あたしが眠りにつく前に
 君は目覚めさせてくれたのに。姫が目覚めさせるなんて本末転倒だが、姫自身が置かれた状況自体が不可思議なのだから何でもアリは通用するだろう。魔法というイレギュラーが許容された世界なのだから。

‘おんなじ’なら、どうして。ハッピーエンドの結末も‘おんなじ’にしてくれなかったのか。君は眠りから覚めなかったのか。

現実と寓話の違いだよ。冷たく囁かれた声に、帆高は黙れと言い放つ。

「…っと、体温計」

 今の幻聴は、かなり現実味があった。口に出して言い返していたことにも、問題を感じる。クラリと頭が傾いて、ぼうっとする。熱があるのは確実だろう。立っているのが億劫になってきてもいる。

 体温計の捜索のために絵本を引き出しに戻そうとすると、手が滑って紙の質感が失せた。バサバサと音を立て、絵本は半開きの状態で床に落下した。

 帆高は慌ててしゃがみこんで、絵本の状態を確認する。破れていないか、折れ曲がっていないか、前に後ろにとページの詳細まで目を光らせる。幸いにも、どこも破損は見られなかった。

良かった。床に尻を着き、安堵の声が漏れる。

 これは幼い珠結の宝物だった。15年経った今でも、傷や破れ跡など目だった損傷はない。色はやや褪せているが、綺麗なものだ。読まなくなって年を経ても、ずっと大事に保管していたのだろう。

帆高にとっても思い入れがある品だ。ふと絵本が目に入った時は、まだ可愛げのあった幼馴染を思い出してくれただろうか。

 幸世は形見分けのつもりで、大切な娘の思い出の1つを贈ってくれたのだろう。彼女なら、珠結と帆高がこの絵本をよく読んでいたのを知っている。

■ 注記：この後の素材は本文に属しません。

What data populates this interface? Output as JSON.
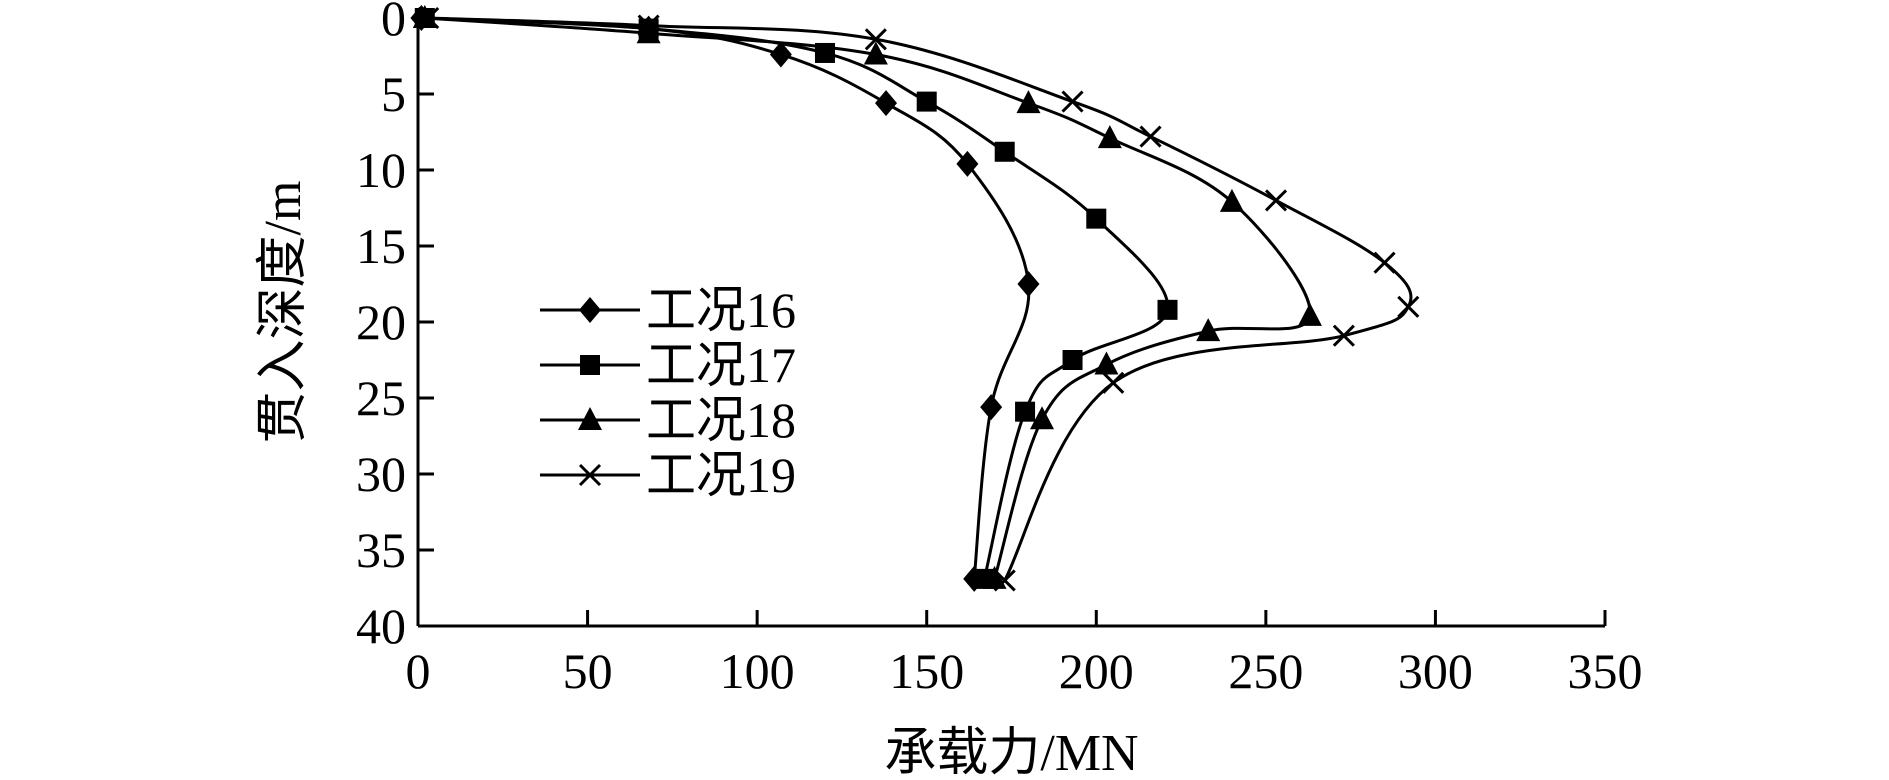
{
  "chart_data": {
    "type": "line",
    "title": "",
    "xlabel": "承载力/MN",
    "ylabel": "贯入深度/m",
    "xlim": [
      0,
      350
    ],
    "ylim": [
      0,
      40
    ],
    "y_inverted": true,
    "x_ticks": [
      0,
      50,
      100,
      150,
      200,
      250,
      300,
      350
    ],
    "y_ticks": [
      0,
      5,
      10,
      15,
      20,
      25,
      30,
      35,
      40
    ],
    "grid": false,
    "legend_position": "left-center",
    "series": [
      {
        "name": "工况16",
        "marker": "diamond",
        "color": "#000000",
        "points": [
          [
            1,
            0
          ],
          [
            68,
            0.7
          ],
          [
            107,
            2.4
          ],
          [
            138,
            5.6
          ],
          [
            162,
            9.6
          ],
          [
            180,
            17.5
          ],
          [
            169,
            25.6
          ],
          [
            164,
            36.9
          ]
        ]
      },
      {
        "name": "工况17",
        "marker": "square",
        "color": "#000000",
        "points": [
          [
            2,
            0
          ],
          [
            68,
            0.7
          ],
          [
            120,
            2.3
          ],
          [
            150,
            5.5
          ],
          [
            173,
            8.8
          ],
          [
            200,
            13.2
          ],
          [
            221,
            19.2
          ],
          [
            193,
            22.5
          ],
          [
            179,
            25.9
          ],
          [
            167,
            36.9
          ]
        ]
      },
      {
        "name": "工况18",
        "marker": "triangle",
        "color": "#000000",
        "points": [
          [
            2,
            0
          ],
          [
            68,
            1.0
          ],
          [
            135,
            2.4
          ],
          [
            180,
            5.6
          ],
          [
            204,
            7.9
          ],
          [
            240,
            12.1
          ],
          [
            263,
            19.6
          ],
          [
            233,
            20.6
          ],
          [
            203,
            22.8
          ],
          [
            184,
            26.4
          ],
          [
            170,
            36.9
          ]
        ]
      },
      {
        "name": "工况19",
        "marker": "x",
        "color": "#000000",
        "points": [
          [
            3,
            0
          ],
          [
            68,
            0.5
          ],
          [
            135,
            1.4
          ],
          [
            193,
            5.5
          ],
          [
            216,
            7.8
          ],
          [
            253,
            12.0
          ],
          [
            285,
            16.1
          ],
          [
            292,
            19.0
          ],
          [
            273,
            20.9
          ],
          [
            205,
            24.0
          ],
          [
            173,
            37.0
          ]
        ]
      }
    ]
  }
}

珠結は母親には手紙、1番の友達には誕生日プレゼントを遺していた。しかし幼馴染であり親友であり、強い絆があったはずの帆高には何もない。帆高の想いを知っていただけに憐れに思えて、せめてもの遺品を寄越してくれたのかもしれない。

 何度絵本を開いても、手紙の封筒も隠されたメッセージも発見することはできなかった。改まって言っておくことなどない。一抹の寂しさを感じたのは、我ながら女々しかった。

下手に遺言めいた手紙を書いての涙のお別れなど、望まなかったかもしれない。だとしたら、アッサリとしていて珠結らしい気もする。

こっちは色々と聞いてみたいことがあったのだが、これで本当に迷宮入りなのだと悶々とする思いがある。だが珠結が決めたことだ、受け入れるしかない。薄情だな、皮肉ってみもした。

 最終確認として、見直した表紙も無事だった。本のカバーは破れやすいから、そこまで思った帆高はふと違和感を覚えた。

子供にとって本のカバー邪魔なものに過ぎない。わざわざ取り外してしまうし、破いてもしまう。そのため親は買った直後にカバーを外し、別に保管することが多い。この絵本だって例外ではなく、自分達が読んでいた時には外されていた。

 破損する心配が無くなった年になってから付けたのだろうが。表紙をめくってカバーの帯部分を見れば、中央に短く張られていた。わざわざ留める必要など無いはずだ。

図書館で用いられる専用のテープと違い、市販のセロテープは時が経つと黄ばんで粘着力が低下する。小学生の時に学校の図書室で見た古い本には、テープの黄ばみが紙に染み付いていた。「汚いね」と話したこともある。

 大切な絵本を汚しかねない行為を、あえてするものだろうか。テープは透明で、張られてからさほど年月は経っていないようだ。

 こんな時に、探偵気取りか。声が嘲笑う。帆高は無視を決め込んで、取り付かれたかのように表紙をカバーの上から摩る。

まさかな。駄目元で裏表紙も同様に摩ってみると、指先が中心部分に僅かな凸を捉えた。その異物感に鳥肌が立った。

期待なのか困惑なのか、数字の分からない熱のせいによるものなのか。ただ胸はドクドクと高鳴って、呼吸を忘れそうだった。